The researchers at OpenAI have designed a method that encourages AIs to teach each other with examples that are cogent to human beings as well. Their method automatically selects the most informative examples for teaching a concept, for example, the best images to describe the concept of dogs, and this approach proved to be effective for both humans as well as AIs.
OpenAI envisions that some of the most impactful applications of AI will come from a result of collaboration between humans and machines. However, communication between the two is the barrier. Consider an example. Think about trying to guess the shape of a rectangle when you’re only shown a collection of random points inside that rectangle: it’s much faster to figure out the correct dimensions of the rectangle when you’re given points at the corners of the rectangle instead. OpenAI’s machine learning approach works as a cooperative game played between two agents, one the teacher and another the student. The goal here for the student is to guess a particular concept (i.e. “dog”, “zebra”) based on examples of that concept (such as images of dogs), and the goal of the teacher is to learn to select the most illustrative examples for the student.

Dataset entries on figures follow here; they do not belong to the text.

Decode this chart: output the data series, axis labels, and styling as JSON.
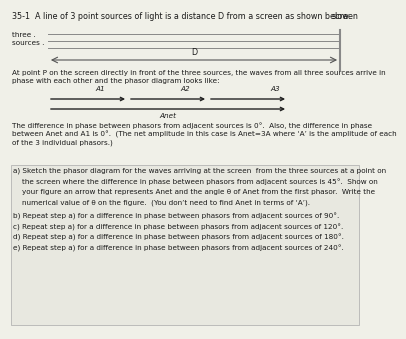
{
  "title_text": "35-1  A line of 3 point sources of light is a distance D from a screen as shown below.",
  "screen_label": "screen",
  "three_label": "three .",
  "sources_label": "sources .",
  "D_label": "D",
  "point_P_text": "At point P on the screen directly in front of the three sources, the waves from all three sources arrive in\nphase with each other and the phasor diagram looks like:",
  "A1_label": "A1",
  "A2_label": "A2",
  "A3_label": "A3",
  "Anet_label": "Anet",
  "desc_text1": "The difference in phase between phasors from adjacent sources is 0°.  Also, the difference in phase",
  "desc_text2": "between Anet and A1 is 0°.  (The net amplitude in this case is Anet=3A where ‘A’ is the amplitude of each",
  "desc_text3": "of the 3 individual phasors.)",
  "q_a1": "a) Sketch the phasor diagram for the waves arriving at the screen  from the three sources at a point on",
  "q_a2": "    the screen where the difference in phase between phasors from adjacent sources is 45°.  Show on",
  "q_a3": "    your figure an arrow that represents Anet and the angle θ of Anet from the first phasor.  Write the",
  "q_a4": "    numerical value of θ on the figure.  (You don’t need to find Anet in terms of ‘A’).",
  "q_b": "b) Repeat step a) for a difference in phase between phasors from adjacent sources of 90°.",
  "q_c": "c) Repeat step a) for a difference in phase between phasors from adjacent sources of 120°.",
  "q_d": "d) Repeat step a) for a difference in phase between phasors from adjacent sources of 180°.",
  "q_e": "e) Repeat step a) for a difference in phase between phasors from adjacent sources of 240°.",
  "bg_color": "#f0f0e8",
  "box_color": "#e8e8e0",
  "text_color": "#1a1a1a",
  "line_color": "#555555",
  "arrow_color": "#222222"
}
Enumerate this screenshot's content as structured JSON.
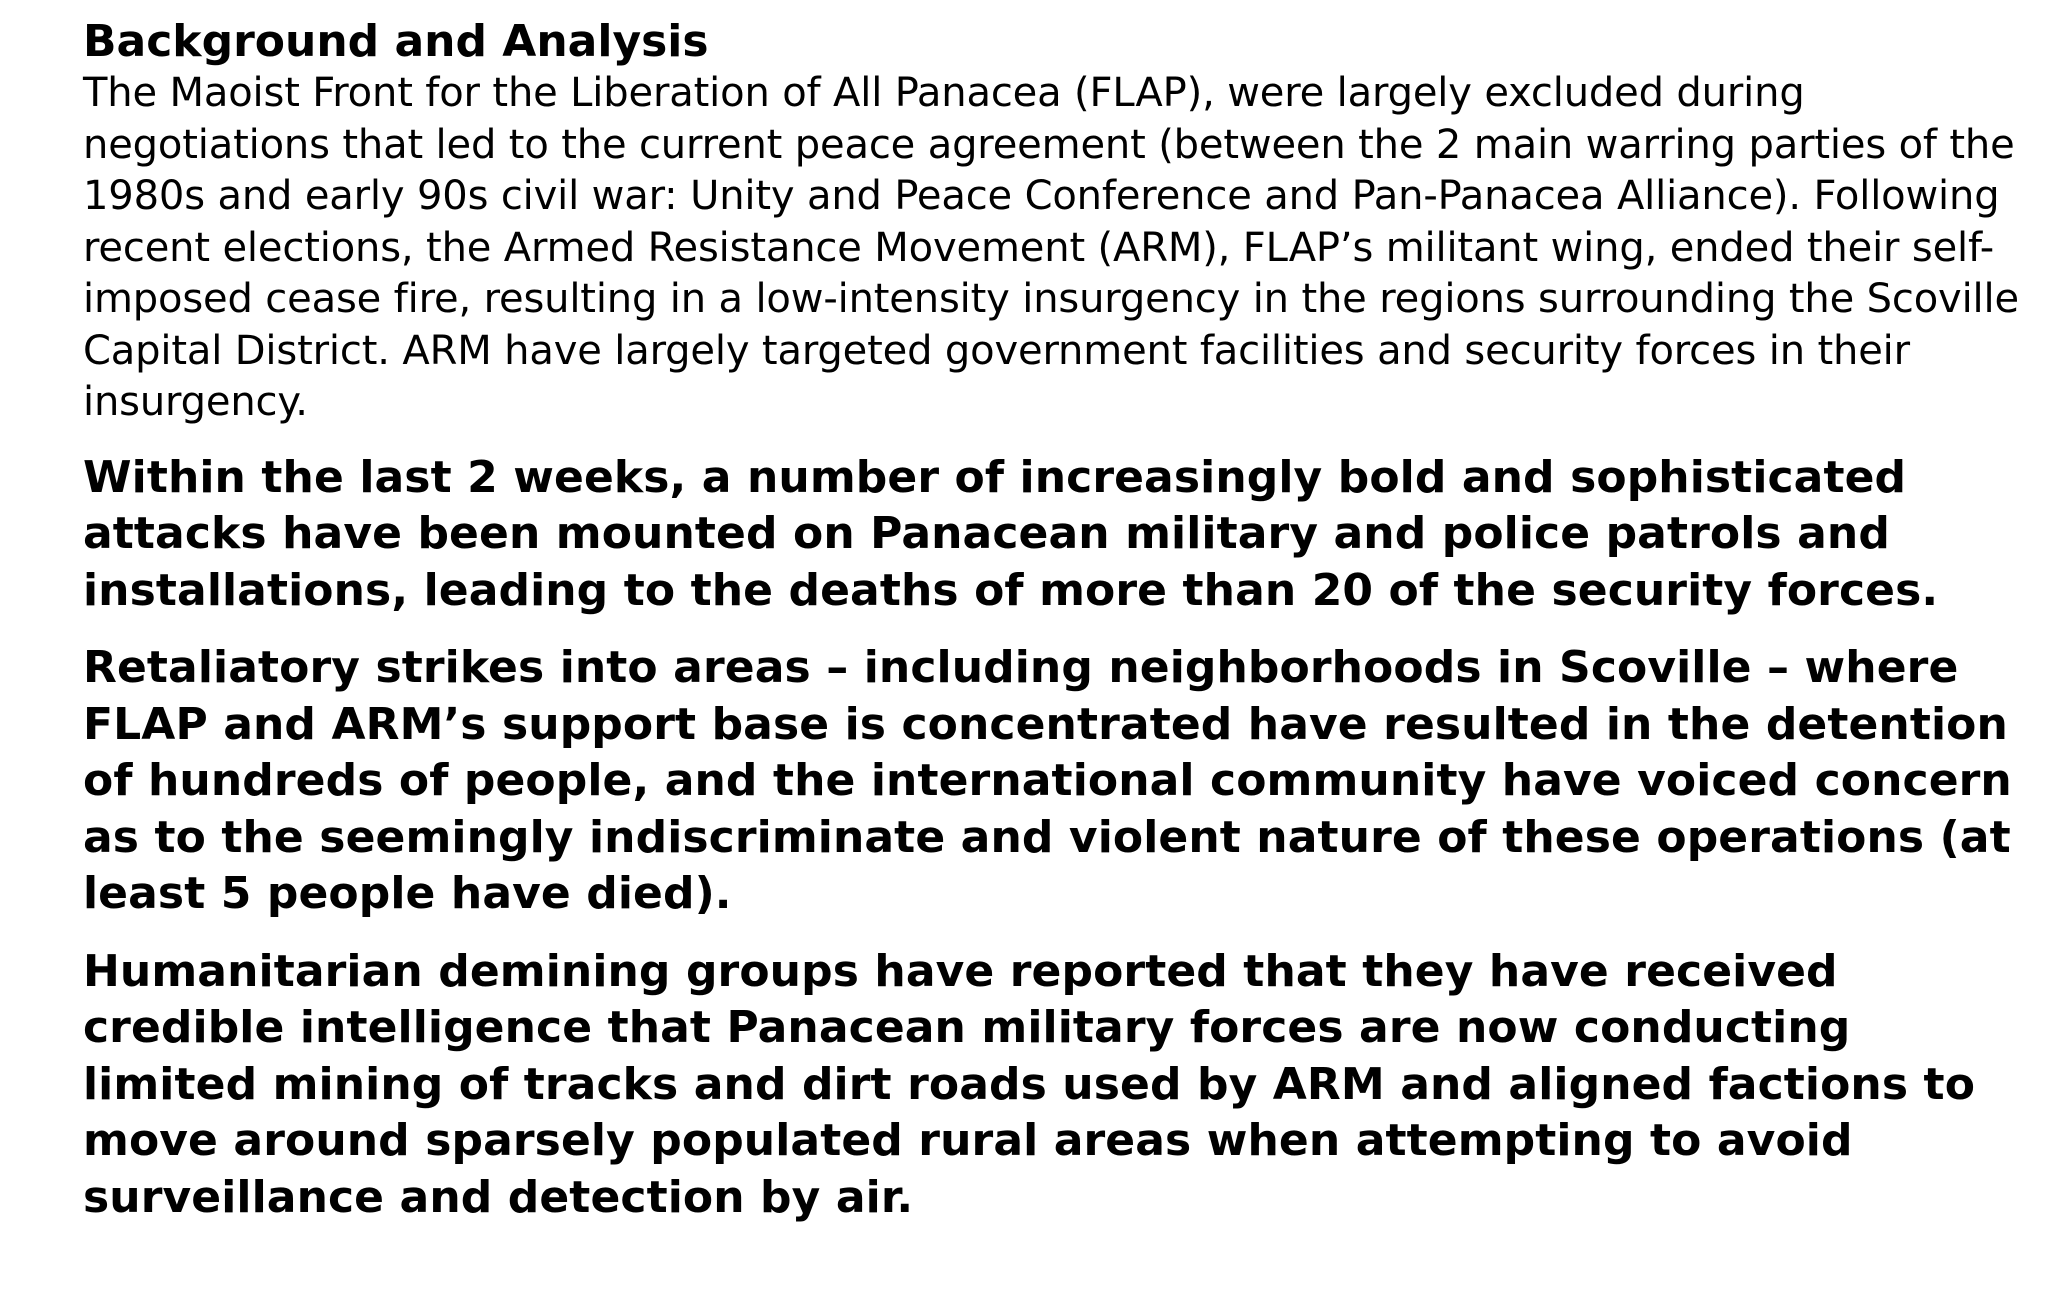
{
  "document": {
    "heading": "Background and Analysis",
    "intro": "The Maoist Front for the Liberation of All Panacea (FLAP), were largely excluded during negotiations that led to the current peace agreement (between the 2 main warring parties of the 1980s and early 90s civil war: Unity and Peace Conference and Pan-Panacea Alliance). Following recent elections, the Armed Resistance Movement (ARM), FLAP’s militant wing, ended their self-imposed cease fire, resulting in a low-intensity insurgency in the regions surrounding the Scoville Capital District. ARM have largely targeted government facilities and security forces in their insurgency.",
    "paragraphs": [
      "Within the last 2 weeks, a number of increasingly bold and sophisticated attacks have been mounted on Panacean military and police patrols and installations, leading to the deaths of more than 20 of the security forces.",
      "Retaliatory strikes into areas – including neighborhoods in Scoville – where FLAP and ARM’s support base is concentrated have resulted in the detention of hundreds of people, and the international community have voiced concern as to the seemingly indiscriminate and violent nature of these operations (at least 5 people have died).",
      "Humanitarian demining groups have reported that they have received credible intelligence that Panacean military forces are now conducting limited mining of tracks and dirt roads used by ARM and aligned factions to move around sparsely populated rural areas when attempting to avoid surveillance and detection by air."
    ]
  }
}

In their two-stage technique:
- A ‘student’ neural network is given randomly selected input examples of concepts and is trained from those examples using traditional supervised learning methods to guess the correct concept labels.
- The ‘teacher’ network — which has an intended concept to teach and access to labels linking concepts to examples — to test different examples on the student and see which concept labels the student assigns them, eventually converging on the smallest set of examples it needs to give to let the student guess the intended concept.
However, if they train the student and the teacher jointly, the student and teacher can collude to communicate via arbitrary examples that do not make sense to humans, digressing from the main goal.